Grève des auteurs, scenario catastrophe

Bientôt la fonction publique en grève, trains et RER bloqués, grève du zèle de policiers grognons, arrêts de travail à répétition. Blocages à tous les étages, râles et pleurs, exaspération, chahuts et manifestations. Un novembre noir en perspective. Qu’on se console en se disant que tout cela n’est que roupie de sansonnet à côté de ce qui menace aux USA : une grève des auteurs.

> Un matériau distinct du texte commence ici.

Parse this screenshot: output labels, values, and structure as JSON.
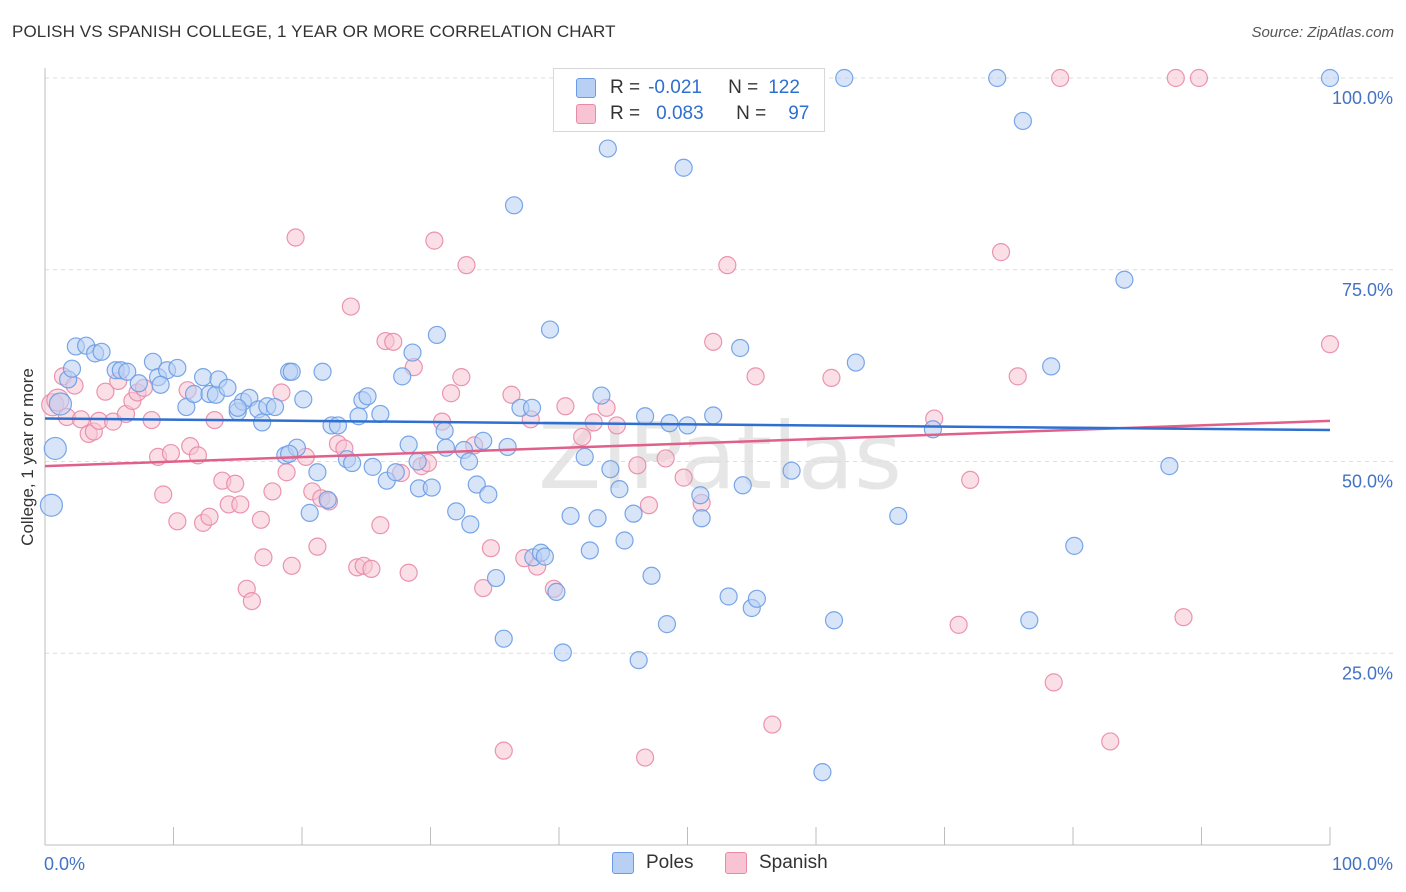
{
  "title": "POLISH VS SPANISH COLLEGE, 1 YEAR OR MORE CORRELATION CHART",
  "source": "Source: ZipAtlas.com",
  "watermark": "ZIPatlas",
  "legend": {
    "rows": [
      {
        "r_label": "R =",
        "r_value": "-0.021",
        "n_label": "N =",
        "n_value": "122"
      },
      {
        "r_label": "R =",
        "r_value": "0.083",
        "n_label": "N =",
        "n_value": "97"
      }
    ]
  },
  "bottom_legend": [
    "Poles",
    "Spanish"
  ],
  "colors": {
    "poles": "#6a9ce4",
    "poles_fill": "#b8d0f4",
    "spanish": "#e88aa8",
    "spanish_fill": "#f8c4d4",
    "poles_line": "#2f6fd0",
    "spanish_line": "#e0608a"
  },
  "chart_data": {
    "type": "scatter",
    "title": "POLISH VS SPANISH COLLEGE, 1 YEAR OR MORE CORRELATION CHART",
    "xlabel": "",
    "ylabel": "College, 1 year or more",
    "xlim": [
      0,
      100
    ],
    "ylim": [
      0,
      100
    ],
    "x_tick_labels": [
      "0.0%",
      "100.0%"
    ],
    "y_ticks": [
      25,
      50,
      75,
      100
    ],
    "y_tick_labels": [
      "25.0%",
      "50.0%",
      "75.0%",
      "100.0%"
    ],
    "grid": "horizontal dashed",
    "legend_position": "top-center",
    "series": [
      {
        "name": "Poles",
        "r": -0.021,
        "n": 122,
        "trend": {
          "x": [
            0,
            100
          ],
          "y": [
            55.6,
            54.1
          ]
        },
        "points": [
          [
            0.5,
            44.3
          ],
          [
            0.8,
            51.7
          ],
          [
            1.2,
            57.5
          ],
          [
            1.8,
            60.7
          ],
          [
            2.1,
            62.1
          ],
          [
            2.4,
            65
          ],
          [
            3.2,
            65.1
          ],
          [
            3.9,
            64.1
          ],
          [
            4.4,
            64.3
          ],
          [
            5.5,
            61.9
          ],
          [
            5.9,
            61.9
          ],
          [
            6.4,
            61.7
          ],
          [
            7.3,
            60.2
          ],
          [
            8.4,
            63
          ],
          [
            8.8,
            61
          ],
          [
            9.5,
            61.9
          ],
          [
            10.3,
            62.2
          ],
          [
            11,
            57.1
          ],
          [
            11.6,
            58.8
          ],
          [
            12.3,
            61
          ],
          [
            12.8,
            58.8
          ],
          [
            13.3,
            58.7
          ],
          [
            13.5,
            60.7
          ],
          [
            14.2,
            59.6
          ],
          [
            15,
            56.5
          ],
          [
            15.4,
            57.8
          ],
          [
            15.9,
            58.3
          ],
          [
            16.6,
            56.8
          ],
          [
            16.9,
            55.1
          ],
          [
            17.3,
            57.2
          ],
          [
            17.9,
            57.1
          ],
          [
            18.7,
            50.8
          ],
          [
            19,
            61.7
          ],
          [
            19.2,
            61.7
          ],
          [
            19.6,
            51.8
          ],
          [
            20.1,
            58.1
          ],
          [
            20.6,
            43.3
          ],
          [
            21.2,
            48.6
          ],
          [
            21.6,
            61.7
          ],
          [
            22.3,
            54.7
          ],
          [
            22.8,
            54.7
          ],
          [
            23.5,
            50.3
          ],
          [
            23.9,
            49.8
          ],
          [
            24.4,
            55.9
          ],
          [
            24.7,
            58
          ],
          [
            25.1,
            58.5
          ],
          [
            25.5,
            49.3
          ],
          [
            26.1,
            56.2
          ],
          [
            26.6,
            47.5
          ],
          [
            27.3,
            48.6
          ],
          [
            27.8,
            61.1
          ],
          [
            28.3,
            52.2
          ],
          [
            28.6,
            64.2
          ],
          [
            29.1,
            46.5
          ],
          [
            30.1,
            46.6
          ],
          [
            30.5,
            66.5
          ],
          [
            31.1,
            54
          ],
          [
            31.2,
            51.8
          ],
          [
            32,
            43.5
          ],
          [
            32.6,
            51.5
          ],
          [
            33.1,
            41.8
          ],
          [
            33.6,
            47
          ],
          [
            34.1,
            52.7
          ],
          [
            34.5,
            45.7
          ],
          [
            35.1,
            34.8
          ],
          [
            35.7,
            26.9
          ],
          [
            36,
            51.9
          ],
          [
            36.5,
            83.4
          ],
          [
            37,
            57
          ],
          [
            38,
            37.5
          ],
          [
            38.6,
            38.1
          ],
          [
            38.9,
            37.6
          ],
          [
            39.3,
            67.2
          ],
          [
            39.8,
            33
          ],
          [
            40.3,
            25.1
          ],
          [
            40.9,
            42.9
          ],
          [
            42,
            50.6
          ],
          [
            42.4,
            38.4
          ],
          [
            43,
            42.6
          ],
          [
            43.3,
            58.6
          ],
          [
            43.8,
            90.8
          ],
          [
            44.7,
            46.4
          ],
          [
            45.1,
            39.7
          ],
          [
            45.8,
            43.2
          ],
          [
            46.2,
            24.1
          ],
          [
            46.7,
            55.9
          ],
          [
            47.2,
            35.1
          ],
          [
            48.4,
            28.8
          ],
          [
            48.6,
            55
          ],
          [
            49.7,
            88.3
          ],
          [
            50,
            54.7
          ],
          [
            51,
            45.6
          ],
          [
            51.1,
            42.6
          ],
          [
            53.2,
            32.4
          ],
          [
            54.1,
            64.8
          ],
          [
            54.3,
            46.9
          ],
          [
            55,
            30.9
          ],
          [
            55.4,
            32.1
          ],
          [
            58.1,
            48.8
          ],
          [
            60.5,
            9.5
          ],
          [
            61.4,
            29.3
          ],
          [
            62.2,
            100
          ],
          [
            63.1,
            62.9
          ],
          [
            66.4,
            42.9
          ],
          [
            69.1,
            54.2
          ],
          [
            74.1,
            100
          ],
          [
            76.1,
            94.4
          ],
          [
            76.6,
            29.3
          ],
          [
            78.3,
            62.4
          ],
          [
            80.1,
            39
          ],
          [
            84,
            73.7
          ],
          [
            87.5,
            49.4
          ],
          [
            100,
            100
          ],
          [
            37.9,
            57
          ],
          [
            22,
            45
          ],
          [
            15,
            57
          ],
          [
            9,
            60
          ],
          [
            29,
            50
          ],
          [
            19,
            51
          ],
          [
            44,
            49
          ],
          [
            52,
            56
          ],
          [
            33,
            50
          ]
        ]
      },
      {
        "name": "Spanish",
        "r": 0.083,
        "n": 97,
        "trend": {
          "x": [
            0,
            100
          ],
          "y": [
            49.4,
            55.3
          ]
        },
        "points": [
          [
            0.6,
            57.4
          ],
          [
            1,
            58
          ],
          [
            1.4,
            61.1
          ],
          [
            1.7,
            55.8
          ],
          [
            2.3,
            59.9
          ],
          [
            2.8,
            55.5
          ],
          [
            3.4,
            53.6
          ],
          [
            3.8,
            53.9
          ],
          [
            4.2,
            55.3
          ],
          [
            4.7,
            59.1
          ],
          [
            5.3,
            55.2
          ],
          [
            5.7,
            60.5
          ],
          [
            6.3,
            56.2
          ],
          [
            6.8,
            57.9
          ],
          [
            7.2,
            59
          ],
          [
            7.7,
            59.6
          ],
          [
            8.3,
            55.4
          ],
          [
            8.8,
            50.6
          ],
          [
            9.2,
            45.7
          ],
          [
            9.8,
            51.1
          ],
          [
            10.3,
            42.2
          ],
          [
            11.1,
            59.3
          ],
          [
            11.3,
            52
          ],
          [
            11.9,
            50.8
          ],
          [
            12.3,
            42
          ],
          [
            12.8,
            42.8
          ],
          [
            13.2,
            55.4
          ],
          [
            13.8,
            47.5
          ],
          [
            14.3,
            44.4
          ],
          [
            14.8,
            47.1
          ],
          [
            15.2,
            44.4
          ],
          [
            15.7,
            33.4
          ],
          [
            16.1,
            31.8
          ],
          [
            16.8,
            42.4
          ],
          [
            17,
            37.5
          ],
          [
            17.7,
            46.1
          ],
          [
            18.4,
            59
          ],
          [
            18.8,
            48.6
          ],
          [
            19.2,
            36.4
          ],
          [
            19.5,
            79.2
          ],
          [
            20.3,
            50.6
          ],
          [
            20.8,
            46.1
          ],
          [
            21.2,
            38.9
          ],
          [
            21.5,
            45.2
          ],
          [
            22.1,
            44.8
          ],
          [
            22.8,
            52.3
          ],
          [
            23.3,
            51.7
          ],
          [
            23.8,
            70.2
          ],
          [
            24.3,
            36.2
          ],
          [
            24.8,
            36.4
          ],
          [
            25.4,
            36
          ],
          [
            26.1,
            41.7
          ],
          [
            26.5,
            65.7
          ],
          [
            27.1,
            65.6
          ],
          [
            27.7,
            48.5
          ],
          [
            28.3,
            35.5
          ],
          [
            28.7,
            62.3
          ],
          [
            29.3,
            49.4
          ],
          [
            29.8,
            49.8
          ],
          [
            30.3,
            78.8
          ],
          [
            30.9,
            55.2
          ],
          [
            31.6,
            58.9
          ],
          [
            32.4,
            61
          ],
          [
            32.8,
            75.6
          ],
          [
            33.4,
            52.1
          ],
          [
            34.1,
            33.5
          ],
          [
            34.7,
            38.7
          ],
          [
            35.7,
            12.3
          ],
          [
            36.3,
            58.7
          ],
          [
            37.3,
            37.4
          ],
          [
            37.8,
            55.5
          ],
          [
            38.3,
            36.3
          ],
          [
            39.6,
            33.4
          ],
          [
            40.5,
            57.2
          ],
          [
            41.8,
            53.2
          ],
          [
            42.7,
            55.1
          ],
          [
            43.7,
            57
          ],
          [
            44.5,
            54.7
          ],
          [
            46.1,
            49.5
          ],
          [
            46.7,
            11.4
          ],
          [
            47,
            44.3
          ],
          [
            48.3,
            50.4
          ],
          [
            49.7,
            47.9
          ],
          [
            51.1,
            44.6
          ],
          [
            52,
            65.6
          ],
          [
            53.1,
            75.6
          ],
          [
            55.3,
            61.1
          ],
          [
            56.6,
            15.7
          ],
          [
            61.2,
            60.9
          ],
          [
            69.2,
            55.6
          ],
          [
            71.1,
            28.7
          ],
          [
            72,
            47.6
          ],
          [
            74.4,
            77.3
          ],
          [
            75.7,
            61.1
          ],
          [
            78.5,
            21.2
          ],
          [
            79,
            100
          ],
          [
            82.9,
            13.5
          ]
        ]
      }
    ],
    "extra_spanish_points": [
      [
        88,
        100
      ],
      [
        89.8,
        100
      ],
      [
        88.6,
        29.7
      ],
      [
        100,
        65.3
      ]
    ]
  }
}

Oui, une grève des auteurs dont le foyer ardent est Hollywood et qui enflammera comme une traînée de poudre l’ensemble du paysage audiovisuel américain. Ca n’a l’air de rien comme ça, mais les conséquences en sont incalculables. Des animateurs de talk-shows tout à coup bredouillant sans les papiers livrés par les auteurs, des séries en panne et des suites en suspens. Comment saucissonner sans saucisson ? Les annonceurs s’alarment et les médias sont en émoi. L’angoisse de la page blanche s’abat sur l’Amérique comme une neige de cauchemars. Plus de sang à sucer au grand bal des vampires. Plus de cerveaux disponibles pour y glisser sa paille de sodas lourds ou light King size ou en faire des rillettes à hamburger. Et si ces cerveaux là, laissés à leur ennui, débranchaient tout à coup les deux électrodes hifi branchées dans chaque oreille et reliées autour du crâne ? S’ils écoutaient pour le malheur des annonceurs le son du monde et non cette bouillie musicale directement sucée des produits à consommer qu’ils avalent tous les jours par gigatonnes d’images lisses hyper pixellisées ? S’ils arrêtaient subitement de rêver (faute de scenarios disponibles) des rêves à consommer tout frais, et se faisaient leurs propres rêves et scénarios en regardant sur leur chemin passer le monde, ou mieux encore, en lisant ?
Ce serait sans doute pour ce monde unidimensionnel s’enfilant des histoires comme on enfile des perles, une catastrophe qu’aucun scénariste de film à gros budget ne peut imaginer. Le ferait-il d’ailleurs, ce serait là scier la branche où sont posés les auteurs, oiseaux chanteurs à beaux ramages, et beaux plumages et gros fromages. Car il est clair qu’une grosse partie de cette économie de consommation repose sur le savoir faire des raconteurs d’histoires.